A informalidade é a nota predominante. Assim só se pode estudar o xintoísmo
pela convivência e nunca pelos seus livros sagrados, ou corpo de doutrina, que na realidade, inexiste.
Livros
Os dois livros básicos do Xintoísmo são o Kojiki e o Nihonshoki (séc. VIII
d.C.). Mas estes livros não são vistos como sagrados, ou inspirados. Antes,
são crônicas do passado e dão pistas, mas neles não se encontram verdades
reveladas, como é o caso da Bíblia para os judeus e cristãos, ou o Alcorão
para o Islã. Kojiki se traduz por Registro de Questões Antigas. O livro nasceu por solicitação do imperador japonês, no ano 712, para fazer frente à grande influência chinesa no Japão. Para evitar que a cultura chinesa tomasse conta, o imperador
do Japão encarregou um erudito japonês (Ono Yasumaro) para compilar antigas tradições japonesas e fazer frente ao avanço chinês. O livro quer mostrar a supremacia japonesa.
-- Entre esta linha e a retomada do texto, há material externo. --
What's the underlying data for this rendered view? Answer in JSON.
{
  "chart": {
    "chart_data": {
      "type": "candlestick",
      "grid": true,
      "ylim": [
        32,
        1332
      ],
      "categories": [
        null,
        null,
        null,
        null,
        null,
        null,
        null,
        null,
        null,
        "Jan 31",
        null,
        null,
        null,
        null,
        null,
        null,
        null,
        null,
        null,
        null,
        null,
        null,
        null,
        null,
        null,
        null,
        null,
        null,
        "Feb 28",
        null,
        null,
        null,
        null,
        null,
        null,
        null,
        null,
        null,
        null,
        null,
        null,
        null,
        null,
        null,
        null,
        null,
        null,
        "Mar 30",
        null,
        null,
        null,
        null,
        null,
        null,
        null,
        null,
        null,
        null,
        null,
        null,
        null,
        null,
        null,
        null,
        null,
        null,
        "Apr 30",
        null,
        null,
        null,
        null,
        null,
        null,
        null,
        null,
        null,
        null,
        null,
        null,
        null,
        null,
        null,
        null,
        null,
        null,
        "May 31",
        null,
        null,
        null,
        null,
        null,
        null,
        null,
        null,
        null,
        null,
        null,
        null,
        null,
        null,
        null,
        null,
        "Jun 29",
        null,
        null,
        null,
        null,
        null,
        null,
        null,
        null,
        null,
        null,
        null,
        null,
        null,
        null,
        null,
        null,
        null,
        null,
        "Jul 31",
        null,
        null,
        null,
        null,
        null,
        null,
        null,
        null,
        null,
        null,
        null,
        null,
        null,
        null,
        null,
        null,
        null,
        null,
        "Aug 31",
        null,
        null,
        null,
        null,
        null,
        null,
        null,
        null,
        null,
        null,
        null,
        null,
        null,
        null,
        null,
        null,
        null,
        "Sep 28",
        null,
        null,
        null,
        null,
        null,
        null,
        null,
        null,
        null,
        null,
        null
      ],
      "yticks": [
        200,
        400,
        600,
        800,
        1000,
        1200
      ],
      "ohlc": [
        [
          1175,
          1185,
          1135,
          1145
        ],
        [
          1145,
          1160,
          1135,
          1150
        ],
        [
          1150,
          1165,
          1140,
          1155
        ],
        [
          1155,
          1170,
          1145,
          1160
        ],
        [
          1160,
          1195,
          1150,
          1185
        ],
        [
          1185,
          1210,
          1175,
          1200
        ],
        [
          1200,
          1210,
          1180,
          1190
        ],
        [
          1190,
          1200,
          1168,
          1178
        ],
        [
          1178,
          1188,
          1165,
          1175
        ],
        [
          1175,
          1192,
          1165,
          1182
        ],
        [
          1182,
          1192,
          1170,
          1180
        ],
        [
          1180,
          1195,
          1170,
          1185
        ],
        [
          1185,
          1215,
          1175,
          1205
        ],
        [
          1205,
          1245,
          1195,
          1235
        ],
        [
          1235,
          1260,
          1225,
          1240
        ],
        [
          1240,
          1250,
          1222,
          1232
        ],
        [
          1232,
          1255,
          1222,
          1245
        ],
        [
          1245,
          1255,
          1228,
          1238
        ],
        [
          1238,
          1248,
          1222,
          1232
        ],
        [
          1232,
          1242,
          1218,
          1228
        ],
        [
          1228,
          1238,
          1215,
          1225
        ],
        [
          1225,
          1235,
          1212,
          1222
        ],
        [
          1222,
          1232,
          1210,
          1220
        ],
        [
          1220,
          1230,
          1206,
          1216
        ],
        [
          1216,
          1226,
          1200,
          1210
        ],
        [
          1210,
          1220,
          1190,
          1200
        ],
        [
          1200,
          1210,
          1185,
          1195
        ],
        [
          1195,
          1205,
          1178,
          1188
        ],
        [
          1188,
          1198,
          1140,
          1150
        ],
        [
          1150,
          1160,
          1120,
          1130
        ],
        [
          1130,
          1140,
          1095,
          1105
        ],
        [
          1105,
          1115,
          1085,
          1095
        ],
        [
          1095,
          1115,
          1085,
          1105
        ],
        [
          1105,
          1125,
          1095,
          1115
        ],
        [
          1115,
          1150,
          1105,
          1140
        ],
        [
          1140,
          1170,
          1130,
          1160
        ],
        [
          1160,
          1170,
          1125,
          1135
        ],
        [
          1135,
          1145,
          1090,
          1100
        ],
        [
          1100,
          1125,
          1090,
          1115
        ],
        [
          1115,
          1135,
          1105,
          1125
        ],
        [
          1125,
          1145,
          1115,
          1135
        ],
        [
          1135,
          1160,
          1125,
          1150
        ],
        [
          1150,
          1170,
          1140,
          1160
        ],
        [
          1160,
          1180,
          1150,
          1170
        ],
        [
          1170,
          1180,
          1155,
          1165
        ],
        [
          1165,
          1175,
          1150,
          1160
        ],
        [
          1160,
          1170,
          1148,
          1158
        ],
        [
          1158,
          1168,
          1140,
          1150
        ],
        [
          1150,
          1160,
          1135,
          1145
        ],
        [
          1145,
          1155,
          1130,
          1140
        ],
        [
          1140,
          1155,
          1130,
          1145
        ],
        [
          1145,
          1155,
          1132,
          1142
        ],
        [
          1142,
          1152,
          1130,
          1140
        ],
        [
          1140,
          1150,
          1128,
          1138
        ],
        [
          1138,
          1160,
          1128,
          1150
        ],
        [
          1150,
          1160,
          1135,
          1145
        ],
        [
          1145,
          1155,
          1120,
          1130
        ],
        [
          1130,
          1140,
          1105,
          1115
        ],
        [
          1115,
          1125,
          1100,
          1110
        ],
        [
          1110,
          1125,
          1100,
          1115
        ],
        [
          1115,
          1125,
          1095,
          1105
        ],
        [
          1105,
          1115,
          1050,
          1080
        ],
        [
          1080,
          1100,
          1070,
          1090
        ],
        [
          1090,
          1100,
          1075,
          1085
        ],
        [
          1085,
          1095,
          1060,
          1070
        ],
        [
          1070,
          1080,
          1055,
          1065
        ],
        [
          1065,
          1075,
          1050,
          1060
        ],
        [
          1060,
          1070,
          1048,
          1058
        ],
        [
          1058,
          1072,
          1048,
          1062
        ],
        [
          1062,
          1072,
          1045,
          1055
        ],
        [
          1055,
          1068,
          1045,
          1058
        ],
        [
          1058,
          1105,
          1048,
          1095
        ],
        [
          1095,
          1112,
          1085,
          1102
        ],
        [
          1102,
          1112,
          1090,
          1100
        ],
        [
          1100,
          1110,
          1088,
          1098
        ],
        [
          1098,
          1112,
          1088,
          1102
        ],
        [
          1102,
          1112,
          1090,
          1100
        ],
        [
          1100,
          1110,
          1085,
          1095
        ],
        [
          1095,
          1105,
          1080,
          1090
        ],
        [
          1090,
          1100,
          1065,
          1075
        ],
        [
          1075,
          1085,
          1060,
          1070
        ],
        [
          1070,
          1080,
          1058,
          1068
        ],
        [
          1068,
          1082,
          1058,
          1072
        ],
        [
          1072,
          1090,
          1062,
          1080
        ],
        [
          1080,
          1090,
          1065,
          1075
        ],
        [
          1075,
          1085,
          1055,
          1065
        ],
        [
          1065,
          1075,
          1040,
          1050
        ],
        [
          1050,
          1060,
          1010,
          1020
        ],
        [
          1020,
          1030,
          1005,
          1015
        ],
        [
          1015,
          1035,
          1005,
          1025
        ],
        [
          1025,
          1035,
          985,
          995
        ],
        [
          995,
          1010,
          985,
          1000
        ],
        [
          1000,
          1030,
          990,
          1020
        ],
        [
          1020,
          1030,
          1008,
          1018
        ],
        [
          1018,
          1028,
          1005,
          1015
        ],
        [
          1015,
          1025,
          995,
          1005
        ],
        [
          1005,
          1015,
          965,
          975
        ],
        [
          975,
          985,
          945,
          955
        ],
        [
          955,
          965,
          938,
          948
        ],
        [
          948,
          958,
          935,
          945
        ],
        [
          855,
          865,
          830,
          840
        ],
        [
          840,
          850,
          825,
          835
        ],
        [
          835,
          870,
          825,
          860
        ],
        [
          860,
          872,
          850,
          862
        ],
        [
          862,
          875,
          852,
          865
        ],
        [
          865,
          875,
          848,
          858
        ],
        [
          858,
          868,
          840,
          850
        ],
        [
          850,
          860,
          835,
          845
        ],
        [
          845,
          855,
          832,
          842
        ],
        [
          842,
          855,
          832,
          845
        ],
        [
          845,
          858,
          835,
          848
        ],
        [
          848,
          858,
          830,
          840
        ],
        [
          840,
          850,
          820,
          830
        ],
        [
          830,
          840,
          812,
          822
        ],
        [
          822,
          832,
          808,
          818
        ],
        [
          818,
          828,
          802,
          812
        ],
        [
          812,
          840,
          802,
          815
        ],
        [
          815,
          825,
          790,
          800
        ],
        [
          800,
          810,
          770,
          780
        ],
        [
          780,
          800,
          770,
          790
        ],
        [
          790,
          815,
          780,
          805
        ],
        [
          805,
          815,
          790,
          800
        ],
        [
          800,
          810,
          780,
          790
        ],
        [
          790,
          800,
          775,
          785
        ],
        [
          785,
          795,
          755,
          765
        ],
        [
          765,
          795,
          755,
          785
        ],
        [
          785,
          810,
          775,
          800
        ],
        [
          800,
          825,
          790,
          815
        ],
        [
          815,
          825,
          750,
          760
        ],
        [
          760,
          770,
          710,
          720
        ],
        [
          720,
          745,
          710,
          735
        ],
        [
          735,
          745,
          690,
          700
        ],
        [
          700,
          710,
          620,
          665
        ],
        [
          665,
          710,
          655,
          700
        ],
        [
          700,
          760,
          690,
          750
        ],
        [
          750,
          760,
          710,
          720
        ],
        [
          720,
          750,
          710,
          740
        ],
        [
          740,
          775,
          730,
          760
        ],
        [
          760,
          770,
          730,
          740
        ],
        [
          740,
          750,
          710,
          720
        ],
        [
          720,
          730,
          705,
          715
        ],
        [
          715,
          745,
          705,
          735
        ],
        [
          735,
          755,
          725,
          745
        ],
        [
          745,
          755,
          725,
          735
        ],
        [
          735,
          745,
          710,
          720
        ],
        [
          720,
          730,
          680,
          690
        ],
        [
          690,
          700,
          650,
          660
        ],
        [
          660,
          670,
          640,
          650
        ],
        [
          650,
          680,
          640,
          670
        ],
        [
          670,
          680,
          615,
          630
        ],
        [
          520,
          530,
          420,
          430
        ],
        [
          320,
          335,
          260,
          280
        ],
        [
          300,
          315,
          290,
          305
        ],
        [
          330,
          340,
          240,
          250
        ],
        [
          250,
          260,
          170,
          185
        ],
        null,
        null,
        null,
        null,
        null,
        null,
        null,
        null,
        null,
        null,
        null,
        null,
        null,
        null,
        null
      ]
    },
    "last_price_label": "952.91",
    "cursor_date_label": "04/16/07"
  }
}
A primeira parte do texto de Ono contém o principal registro da cosmologia e da teogonia 4 xintoísta: a criação das ilhas do Japão pelas divindades primordiais Izanagi e Izanami, o nascimento
da deusa do sol Amaterasu, a extensão de sua autoridade à planície de Junco (o Japão) e o aparecimento de jimmu, o primeiro imperador, descendente de Amaterasu (COOGAN, 2007, p.250).
Como se pode perceber, Kojiki é um livro que compila tradições, mitos e genealogias antigas em vista de barrar o avanço da cultura chinesa e de suas religiões: budismo, confucionismo, taoísmo. O livro é uma compilação das tradições antigas, de práticas religiosas e culturais anteriores à invasão chinesa.
O Nihonshoki foi escrito em 720 d.C. para corrigir o Kojiki. Acontece que o
Kojiki exalta demais a genealogia do cã imperial. Outros clãs se viram preteridas e quiseram também ter o seu lugar ao sol. A corte, vendo o perigo desta insatisfação, mandou
uma comissão de cortesãos elaborar o Nihonshoki que pode ser traduzido como Crônicas do Japão.
Existem ainda outros livros: Hokeyo - Sutra do Lotus (provavelmente uma cópia
de um documento de Buda, com este mesmo nome), Dainichikyo – Sutra do Sol, etc.
Conclusão
Ao concluirmos este trabalho, percebemos que o fenômeno religioso é mais amplo do que o imaginamos. Em todos os povos e em todas as culturas, em todos os tempos e em todas as ocasiões, o SH se manifesta religioso.
No Brasil, onde temos imigrantes de quase todas as nações do mundo, encontram-se, desde 1908, os imigrantes japoneses e entre eles encontramos, também as manifestações xintoístas.
4
Teogonia: Genealogia e filiação dos deuses. Conjunto de divindades cujo culto constitui o sistema religioso de um povo politeísta (Dicionário Priberam).